The number of petitions filed in offshore jurisdictions has dropped by 10 percent in 2016.
Offshore law firm Appleby said the statistics reflect a continued leveling off since the high point of 2013, in its latest review of offshore petition filings and court orders in Bermuda, the British Virgin Islands, Cayman Islands, Guernsey, the Isle of Man and Mauritius.
The report examined compulsory winding up filings, applications to convert voluntary liquidations to court supervised liquidations and schemes of arrangement and capital reductions.
A total of 184 compulsory winding up petitions were filed during 2016, with the courts making 79 winding up orders.
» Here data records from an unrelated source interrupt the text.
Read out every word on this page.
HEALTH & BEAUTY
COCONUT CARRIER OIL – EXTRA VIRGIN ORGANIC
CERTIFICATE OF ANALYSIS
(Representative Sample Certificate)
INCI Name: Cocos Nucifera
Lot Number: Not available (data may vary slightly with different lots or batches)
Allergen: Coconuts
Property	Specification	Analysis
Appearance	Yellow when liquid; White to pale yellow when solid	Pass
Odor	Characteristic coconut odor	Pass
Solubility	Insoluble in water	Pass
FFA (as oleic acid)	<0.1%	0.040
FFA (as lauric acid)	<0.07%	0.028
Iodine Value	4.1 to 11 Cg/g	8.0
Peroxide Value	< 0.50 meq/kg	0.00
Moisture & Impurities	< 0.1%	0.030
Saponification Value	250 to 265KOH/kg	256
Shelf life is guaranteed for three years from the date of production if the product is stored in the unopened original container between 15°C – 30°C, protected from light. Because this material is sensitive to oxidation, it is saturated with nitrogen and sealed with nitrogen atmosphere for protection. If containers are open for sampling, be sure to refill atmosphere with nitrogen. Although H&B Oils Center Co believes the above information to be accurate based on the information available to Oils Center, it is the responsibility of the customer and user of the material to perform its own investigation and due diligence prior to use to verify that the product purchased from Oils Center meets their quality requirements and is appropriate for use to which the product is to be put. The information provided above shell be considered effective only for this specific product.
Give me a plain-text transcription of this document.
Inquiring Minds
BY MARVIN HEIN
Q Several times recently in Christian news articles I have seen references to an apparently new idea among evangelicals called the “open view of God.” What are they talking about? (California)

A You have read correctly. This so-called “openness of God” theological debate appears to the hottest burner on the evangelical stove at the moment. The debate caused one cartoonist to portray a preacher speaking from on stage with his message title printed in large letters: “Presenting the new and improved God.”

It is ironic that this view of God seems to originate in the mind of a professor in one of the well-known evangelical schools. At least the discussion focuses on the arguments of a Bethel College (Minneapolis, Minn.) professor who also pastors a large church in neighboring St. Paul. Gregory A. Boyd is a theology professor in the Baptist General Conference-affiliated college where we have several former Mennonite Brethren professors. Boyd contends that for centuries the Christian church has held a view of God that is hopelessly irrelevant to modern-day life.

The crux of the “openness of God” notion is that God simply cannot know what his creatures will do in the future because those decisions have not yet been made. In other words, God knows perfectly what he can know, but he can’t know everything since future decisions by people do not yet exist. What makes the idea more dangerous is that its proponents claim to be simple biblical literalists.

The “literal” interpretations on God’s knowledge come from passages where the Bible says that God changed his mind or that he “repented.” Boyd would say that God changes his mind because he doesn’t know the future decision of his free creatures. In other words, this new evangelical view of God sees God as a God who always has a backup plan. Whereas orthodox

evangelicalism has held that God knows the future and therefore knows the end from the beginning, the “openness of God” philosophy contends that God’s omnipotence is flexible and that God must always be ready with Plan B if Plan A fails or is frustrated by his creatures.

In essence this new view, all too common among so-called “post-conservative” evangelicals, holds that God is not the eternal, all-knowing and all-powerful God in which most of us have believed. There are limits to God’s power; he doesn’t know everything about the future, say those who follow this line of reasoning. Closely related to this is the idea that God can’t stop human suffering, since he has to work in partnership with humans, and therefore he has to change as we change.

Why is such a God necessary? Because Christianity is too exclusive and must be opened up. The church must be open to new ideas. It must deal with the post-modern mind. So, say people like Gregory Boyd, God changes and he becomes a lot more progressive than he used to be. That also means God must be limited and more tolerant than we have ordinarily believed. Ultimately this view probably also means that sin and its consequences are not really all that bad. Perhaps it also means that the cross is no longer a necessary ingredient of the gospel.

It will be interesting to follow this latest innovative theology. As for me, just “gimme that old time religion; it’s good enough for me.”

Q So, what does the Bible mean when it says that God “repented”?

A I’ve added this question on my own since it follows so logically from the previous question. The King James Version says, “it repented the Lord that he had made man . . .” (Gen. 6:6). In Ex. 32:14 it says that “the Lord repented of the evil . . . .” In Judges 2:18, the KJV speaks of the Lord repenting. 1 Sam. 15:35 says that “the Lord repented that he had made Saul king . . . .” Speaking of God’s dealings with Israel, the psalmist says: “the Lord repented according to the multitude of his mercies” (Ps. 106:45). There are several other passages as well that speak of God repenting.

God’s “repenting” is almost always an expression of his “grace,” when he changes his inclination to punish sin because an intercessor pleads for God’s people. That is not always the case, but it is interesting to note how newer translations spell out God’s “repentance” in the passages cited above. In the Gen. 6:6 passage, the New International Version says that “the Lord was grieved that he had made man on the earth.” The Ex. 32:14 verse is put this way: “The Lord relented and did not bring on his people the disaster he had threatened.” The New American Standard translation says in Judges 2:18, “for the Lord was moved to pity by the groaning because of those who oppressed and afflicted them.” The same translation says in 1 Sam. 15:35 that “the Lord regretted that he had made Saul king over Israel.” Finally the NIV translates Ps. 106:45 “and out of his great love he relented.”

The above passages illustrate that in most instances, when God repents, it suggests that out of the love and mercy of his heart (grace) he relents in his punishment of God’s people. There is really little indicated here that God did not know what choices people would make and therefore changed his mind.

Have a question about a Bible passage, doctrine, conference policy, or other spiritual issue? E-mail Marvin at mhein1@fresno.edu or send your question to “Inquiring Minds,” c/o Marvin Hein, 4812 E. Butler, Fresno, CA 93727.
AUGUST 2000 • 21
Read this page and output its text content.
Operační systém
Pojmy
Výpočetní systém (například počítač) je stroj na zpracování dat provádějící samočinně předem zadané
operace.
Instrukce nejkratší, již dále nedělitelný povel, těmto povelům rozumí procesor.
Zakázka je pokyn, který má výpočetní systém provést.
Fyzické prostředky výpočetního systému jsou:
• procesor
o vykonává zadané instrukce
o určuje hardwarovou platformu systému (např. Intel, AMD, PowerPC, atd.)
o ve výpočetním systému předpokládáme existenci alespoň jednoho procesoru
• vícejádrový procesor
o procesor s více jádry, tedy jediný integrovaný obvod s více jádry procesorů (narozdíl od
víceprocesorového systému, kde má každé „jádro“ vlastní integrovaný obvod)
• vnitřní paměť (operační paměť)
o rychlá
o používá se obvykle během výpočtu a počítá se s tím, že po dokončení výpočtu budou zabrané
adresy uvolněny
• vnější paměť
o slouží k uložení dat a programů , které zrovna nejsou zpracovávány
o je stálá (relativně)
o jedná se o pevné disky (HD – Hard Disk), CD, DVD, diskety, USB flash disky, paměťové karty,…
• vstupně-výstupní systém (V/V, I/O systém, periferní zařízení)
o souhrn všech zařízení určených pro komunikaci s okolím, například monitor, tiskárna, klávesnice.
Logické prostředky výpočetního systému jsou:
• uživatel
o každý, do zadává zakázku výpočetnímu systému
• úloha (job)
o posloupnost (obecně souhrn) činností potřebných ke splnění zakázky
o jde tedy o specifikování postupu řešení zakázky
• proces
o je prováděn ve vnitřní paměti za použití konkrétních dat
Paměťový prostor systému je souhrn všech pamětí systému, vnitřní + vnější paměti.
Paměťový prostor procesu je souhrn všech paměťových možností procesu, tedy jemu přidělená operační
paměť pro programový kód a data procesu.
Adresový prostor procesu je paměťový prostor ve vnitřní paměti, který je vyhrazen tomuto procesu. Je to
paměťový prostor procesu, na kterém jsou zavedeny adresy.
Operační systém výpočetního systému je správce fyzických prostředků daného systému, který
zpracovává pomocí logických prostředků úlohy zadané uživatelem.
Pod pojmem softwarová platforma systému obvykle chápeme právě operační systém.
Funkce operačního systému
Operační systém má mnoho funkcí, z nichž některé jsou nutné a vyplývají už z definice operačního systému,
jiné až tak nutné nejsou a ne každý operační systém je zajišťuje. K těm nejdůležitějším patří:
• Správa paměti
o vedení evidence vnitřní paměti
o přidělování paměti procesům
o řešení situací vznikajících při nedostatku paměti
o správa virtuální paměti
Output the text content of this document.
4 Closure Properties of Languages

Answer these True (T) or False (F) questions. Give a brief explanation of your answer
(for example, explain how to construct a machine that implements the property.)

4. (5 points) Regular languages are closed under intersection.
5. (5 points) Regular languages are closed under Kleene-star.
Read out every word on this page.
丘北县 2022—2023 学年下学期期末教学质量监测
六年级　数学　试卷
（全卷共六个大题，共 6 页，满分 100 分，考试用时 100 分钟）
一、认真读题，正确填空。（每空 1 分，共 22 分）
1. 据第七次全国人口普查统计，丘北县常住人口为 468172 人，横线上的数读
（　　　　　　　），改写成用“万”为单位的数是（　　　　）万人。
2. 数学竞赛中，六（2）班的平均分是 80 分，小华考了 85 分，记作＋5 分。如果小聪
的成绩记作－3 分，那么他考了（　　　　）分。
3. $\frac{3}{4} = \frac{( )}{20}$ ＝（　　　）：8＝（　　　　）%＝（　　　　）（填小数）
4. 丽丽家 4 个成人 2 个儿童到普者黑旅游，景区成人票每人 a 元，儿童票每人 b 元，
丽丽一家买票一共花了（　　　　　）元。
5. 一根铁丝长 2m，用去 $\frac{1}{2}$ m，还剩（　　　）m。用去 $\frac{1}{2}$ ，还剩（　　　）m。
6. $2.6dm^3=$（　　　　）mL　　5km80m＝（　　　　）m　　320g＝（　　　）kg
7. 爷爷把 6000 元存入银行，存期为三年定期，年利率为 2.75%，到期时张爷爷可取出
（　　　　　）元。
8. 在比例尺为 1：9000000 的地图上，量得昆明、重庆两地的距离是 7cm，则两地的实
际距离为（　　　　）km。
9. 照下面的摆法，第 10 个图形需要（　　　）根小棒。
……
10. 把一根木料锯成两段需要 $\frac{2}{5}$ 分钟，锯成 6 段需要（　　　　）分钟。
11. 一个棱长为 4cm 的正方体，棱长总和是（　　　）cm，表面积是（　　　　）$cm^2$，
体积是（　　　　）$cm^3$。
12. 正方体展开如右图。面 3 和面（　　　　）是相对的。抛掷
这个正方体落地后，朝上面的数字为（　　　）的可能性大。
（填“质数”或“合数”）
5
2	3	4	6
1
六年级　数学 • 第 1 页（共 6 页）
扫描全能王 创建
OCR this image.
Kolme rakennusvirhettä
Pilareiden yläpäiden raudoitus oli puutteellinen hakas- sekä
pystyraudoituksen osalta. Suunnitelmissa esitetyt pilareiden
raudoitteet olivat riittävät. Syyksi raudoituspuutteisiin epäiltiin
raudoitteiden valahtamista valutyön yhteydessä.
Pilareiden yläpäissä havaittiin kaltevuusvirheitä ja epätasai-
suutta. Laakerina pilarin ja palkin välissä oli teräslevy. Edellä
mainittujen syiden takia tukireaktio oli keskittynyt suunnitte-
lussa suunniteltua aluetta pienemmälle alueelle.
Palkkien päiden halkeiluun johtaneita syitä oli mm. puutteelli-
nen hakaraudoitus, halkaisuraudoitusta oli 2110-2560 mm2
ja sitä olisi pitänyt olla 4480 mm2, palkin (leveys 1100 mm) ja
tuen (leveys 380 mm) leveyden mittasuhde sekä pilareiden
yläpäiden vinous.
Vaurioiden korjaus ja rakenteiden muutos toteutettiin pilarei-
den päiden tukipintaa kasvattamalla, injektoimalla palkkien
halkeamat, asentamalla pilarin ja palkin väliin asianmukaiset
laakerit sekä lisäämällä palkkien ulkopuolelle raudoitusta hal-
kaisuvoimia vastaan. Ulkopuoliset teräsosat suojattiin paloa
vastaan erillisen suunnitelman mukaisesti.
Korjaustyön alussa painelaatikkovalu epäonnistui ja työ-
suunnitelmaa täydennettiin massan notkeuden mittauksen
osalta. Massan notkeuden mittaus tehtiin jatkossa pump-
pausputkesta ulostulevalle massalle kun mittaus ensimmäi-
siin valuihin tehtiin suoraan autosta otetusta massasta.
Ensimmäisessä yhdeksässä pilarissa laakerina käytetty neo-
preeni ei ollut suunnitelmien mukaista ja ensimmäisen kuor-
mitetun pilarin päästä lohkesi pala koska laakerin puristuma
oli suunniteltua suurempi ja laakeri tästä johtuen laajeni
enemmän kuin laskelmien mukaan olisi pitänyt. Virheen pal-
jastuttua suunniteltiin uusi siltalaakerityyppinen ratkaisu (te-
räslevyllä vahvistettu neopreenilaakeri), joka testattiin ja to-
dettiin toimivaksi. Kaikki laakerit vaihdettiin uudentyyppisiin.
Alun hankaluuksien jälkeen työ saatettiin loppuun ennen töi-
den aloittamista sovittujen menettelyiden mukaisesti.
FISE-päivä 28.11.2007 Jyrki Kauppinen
The conversion rate of winding up petitions into orders fell across the offshore jurisdictions, as more companies were able to successfully oppose petitions or reach consensual resolution.
“Although the number of petitions was down in 2016, numerous complex restructuring negotiations were under way during the year – particularly in the oil and gas sector – without having reached the point of petition filing,” said Tony Heaver-Wren, a dispute resolution partner in Appleby’s Cayman office.
“The general fall in petition filings in offshore jurisdictions recorded in 2016 to some degree reflects this movement toward restructuring over the course of the year and is expected to be reflected in the 2017 petitions profile.”
Some of the lowest numbers of filings occurred in the BVI and the Isle of Man where alternative processes to petitions exist for creditors or shareholders. Mauritius showed a disproportionately high number of filings, fueled by a significantly larger population and domestic economy.